Lo ocurrido en Salem en 1692 tiene que ver con el sueño puritano de recobrar “el paraíso perdido”, aunque sea de un modo austero y provisto de vanidad. El diablo aparece precisamente ante ese anhelo perfeccionista que aspira limpiar la sociedad como por un crisol. La presión constante para consagrar todas las facetas de la vida a la gloria de Dios abre así una puerta inesperada al poder del Maligno, cuando unas chicas acusan de brujería a varios miembros de la comunidad en un momento en que el pastor se enfrenta a un grupo en la iglesia que está decidido a acabar con su ministerio.
El personaje del juez Danforth, interpretado en la película por el excelente actor Paul Scofield, es un hombre que desea acabar sinceramente con el poder del diablo. El actor dice que se inspiró para ello en Tomás Moro, el modelo de integridad que inmortalizó Robert Bolt en el teatro y Fred Zinnemann en el cine en “Un hombre para la eternidad”. Ya que antes de convertirse en mártir católico en manos de Enrique VIII, Moro se dedicó a enviar protestantes a la hoguera con considerable entusiasmo.

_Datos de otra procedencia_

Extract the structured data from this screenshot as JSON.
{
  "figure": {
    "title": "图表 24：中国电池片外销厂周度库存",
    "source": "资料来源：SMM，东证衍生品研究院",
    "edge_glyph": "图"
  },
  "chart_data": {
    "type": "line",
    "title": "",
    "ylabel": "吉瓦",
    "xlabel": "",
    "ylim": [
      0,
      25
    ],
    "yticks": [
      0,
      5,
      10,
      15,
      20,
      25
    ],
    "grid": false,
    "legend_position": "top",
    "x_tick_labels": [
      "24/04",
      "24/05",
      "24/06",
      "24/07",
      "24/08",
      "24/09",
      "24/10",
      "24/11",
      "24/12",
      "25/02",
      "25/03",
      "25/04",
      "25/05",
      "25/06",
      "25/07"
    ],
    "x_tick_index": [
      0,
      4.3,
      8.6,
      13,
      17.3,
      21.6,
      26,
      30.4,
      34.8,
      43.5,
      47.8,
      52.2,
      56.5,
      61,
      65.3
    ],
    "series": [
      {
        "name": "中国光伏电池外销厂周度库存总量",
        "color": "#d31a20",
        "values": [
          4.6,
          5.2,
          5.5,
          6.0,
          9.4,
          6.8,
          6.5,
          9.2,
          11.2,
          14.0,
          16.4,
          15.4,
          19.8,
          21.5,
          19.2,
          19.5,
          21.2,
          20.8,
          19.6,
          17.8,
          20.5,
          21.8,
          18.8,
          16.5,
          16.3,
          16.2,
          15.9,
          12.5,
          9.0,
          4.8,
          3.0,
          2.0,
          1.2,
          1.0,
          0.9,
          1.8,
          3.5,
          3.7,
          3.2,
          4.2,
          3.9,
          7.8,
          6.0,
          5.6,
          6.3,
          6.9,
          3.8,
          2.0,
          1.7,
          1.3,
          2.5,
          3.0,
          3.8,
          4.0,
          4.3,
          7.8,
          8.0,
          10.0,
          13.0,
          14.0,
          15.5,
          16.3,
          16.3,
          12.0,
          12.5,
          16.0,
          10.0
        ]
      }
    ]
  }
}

Es ese celo errado el que desata la persecución, que vive Proctor (Daniel Day-Lewis) con un sentimiento de culpabilidad, debido a su obsesión adúltera por Abigail (Winona Ryder). Mientras que el pastor Parris actúa básicamente por temor a perder su puesto, el pastor Hale, experto en demonología, nos recuerda a más de un exaltado especialista evangélico actual en “la guerra espiritual”. Su tarea es descubrir al “diablo despojado de sus toscos disfraces”, dispuesto a “aplastarlo por completo” en cuanto nos enseñe su rostro. En todo ve conjuros, pero él va a “quebrar el poder” del demonio, abriendo “por la fuerza las manos de Lucifer” para hacer a todos “buenos cristianos”.

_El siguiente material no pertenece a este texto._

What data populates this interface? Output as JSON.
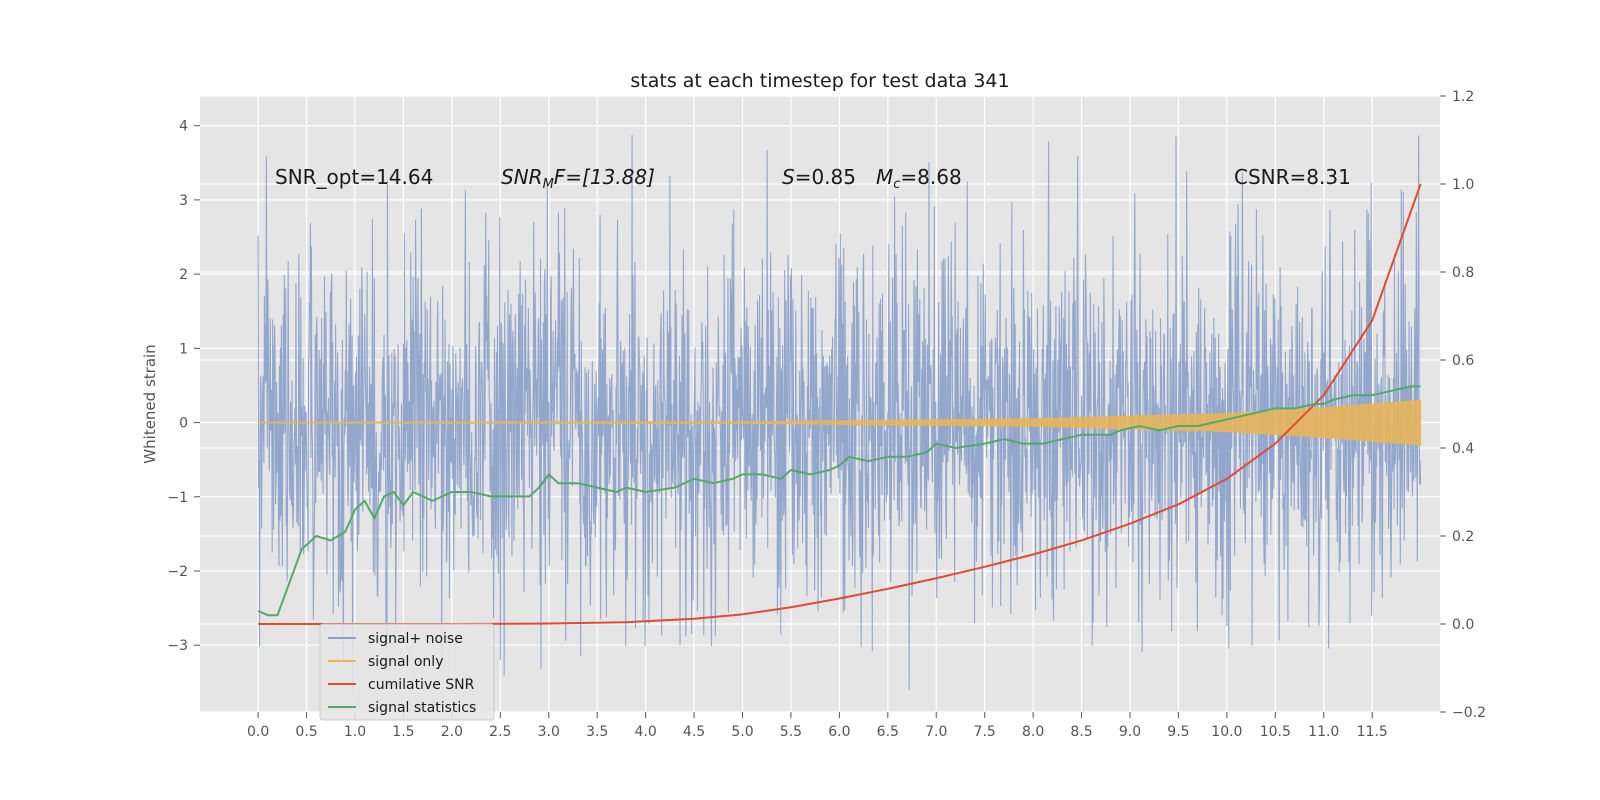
{
  "chart_data": {
    "type": "line",
    "title": "stats at each timestep for test data 341",
    "ylabel": "Whitened strain",
    "xlim": [
      -0.6,
      12.2
    ],
    "ylim": [
      -3.9,
      4.4
    ],
    "y2lim": [
      -0.2,
      1.2
    ],
    "grid": true,
    "legend_placement": "lower-left",
    "x_ticks": [
      "0.0",
      "0.5",
      "1.0",
      "1.5",
      "2.0",
      "2.5",
      "3.0",
      "3.5",
      "4.0",
      "4.5",
      "5.0",
      "5.5",
      "6.0",
      "6.5",
      "7.0",
      "7.5",
      "8.0",
      "8.5",
      "9.0",
      "9.5",
      "10.0",
      "10.5",
      "11.0",
      "11.5"
    ],
    "y_ticks": [
      "4",
      "3",
      "2",
      "1",
      "0",
      "−1",
      "−2",
      "−3"
    ],
    "y2_ticks": [
      "1.2",
      "1.0",
      "0.8",
      "0.6",
      "0.4",
      "0.2",
      "0.0",
      "−0.2"
    ],
    "annotations": {
      "snr_opt": "SNR_opt=14.64",
      "snr_mf_main": "SNR",
      "snr_mf_sub": "M",
      "snr_mf_rest": "F=[13.88]",
      "s_var": "S",
      "s_val": "=0.85",
      "mc_var": "M",
      "mc_sub": "c",
      "mc_val": "=8.68",
      "csnr": "CSNR=8.31"
    },
    "series": [
      {
        "name": "signal+ noise",
        "color": "#8ea3cb",
        "x_range": [
          0.0,
          12.0
        ],
        "y_range": [
          -3.6,
          4.1
        ],
        "typical_amplitude": 1.2
      },
      {
        "name": "signal only",
        "color": "#e8b55a",
        "x": [
          0.0,
          5.0,
          8.0,
          10.0,
          11.0,
          12.0
        ],
        "amplitude": [
          0.005,
          0.01,
          0.05,
          0.12,
          0.2,
          0.3
        ]
      },
      {
        "name": "cumilative SNR",
        "color": "#e24a33",
        "x": [
          0.0,
          1.0,
          2.0,
          3.0,
          3.8,
          4.5,
          5.0,
          5.5,
          6.0,
          6.5,
          7.0,
          7.5,
          8.0,
          8.5,
          9.0,
          9.5,
          10.0,
          10.5,
          11.0,
          11.5,
          12.0
        ],
        "y": [
          0.0,
          0.0,
          0.0,
          0.001,
          0.004,
          0.012,
          0.022,
          0.038,
          0.058,
          0.08,
          0.104,
          0.13,
          0.158,
          0.19,
          0.228,
          0.272,
          0.33,
          0.41,
          0.52,
          0.69,
          1.0
        ]
      },
      {
        "name": "signal statistics",
        "color": "#55a868",
        "x": [
          0.0,
          0.1,
          0.2,
          0.3,
          0.45,
          0.6,
          0.75,
          0.9,
          1.0,
          1.1,
          1.2,
          1.3,
          1.4,
          1.5,
          1.6,
          1.7,
          1.8,
          2.0,
          2.2,
          2.4,
          2.6,
          2.8,
          2.9,
          3.0,
          3.1,
          3.3,
          3.5,
          3.7,
          3.8,
          4.0,
          4.3,
          4.5,
          4.7,
          4.9,
          5.0,
          5.2,
          5.4,
          5.5,
          5.7,
          5.9,
          6.0,
          6.1,
          6.3,
          6.5,
          6.7,
          6.9,
          7.0,
          7.2,
          7.5,
          7.7,
          7.9,
          8.1,
          8.3,
          8.5,
          8.8,
          8.9,
          9.1,
          9.3,
          9.5,
          9.7,
          9.9,
          10.1,
          10.3,
          10.5,
          10.7,
          10.9,
          11.0,
          11.1,
          11.3,
          11.5,
          11.7,
          11.9,
          12.0
        ],
        "y": [
          0.03,
          0.02,
          0.02,
          0.08,
          0.17,
          0.2,
          0.19,
          0.21,
          0.26,
          0.28,
          0.24,
          0.29,
          0.3,
          0.27,
          0.3,
          0.29,
          0.28,
          0.3,
          0.3,
          0.29,
          0.29,
          0.29,
          0.31,
          0.34,
          0.32,
          0.32,
          0.31,
          0.3,
          0.31,
          0.3,
          0.31,
          0.33,
          0.32,
          0.33,
          0.34,
          0.34,
          0.33,
          0.35,
          0.34,
          0.35,
          0.36,
          0.38,
          0.37,
          0.38,
          0.38,
          0.39,
          0.41,
          0.4,
          0.41,
          0.42,
          0.41,
          0.41,
          0.42,
          0.43,
          0.43,
          0.44,
          0.45,
          0.44,
          0.45,
          0.45,
          0.46,
          0.47,
          0.48,
          0.49,
          0.49,
          0.5,
          0.5,
          0.51,
          0.52,
          0.52,
          0.53,
          0.54,
          0.54
        ]
      }
    ]
  }
}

EL MITO DE LA AMÉRICA CRISTIANA
La creencia de que una nación puede beneficiarse de una relación especial con Dios tiene por supuesto su raíz en la Biblia. Israel fue el pueblo escogido por Dios en el Antiguo Testamento, pero en el Nuevo no encontramos una nación cristiana. Algunos creyentes creen que su país es cristiano porque sus costumbres o su forma de pensar se ajustan más o menos a las normas de la justicia divina. Otros creen que sus instituciones son las que encarnan ciertos principios cristianos, que les permiten calificar a su país de cristiano. Pero hay todavía también quien opina que Dios tiene simplemente un compromiso especial con una nación en particular, en este caso los Estados Unidos.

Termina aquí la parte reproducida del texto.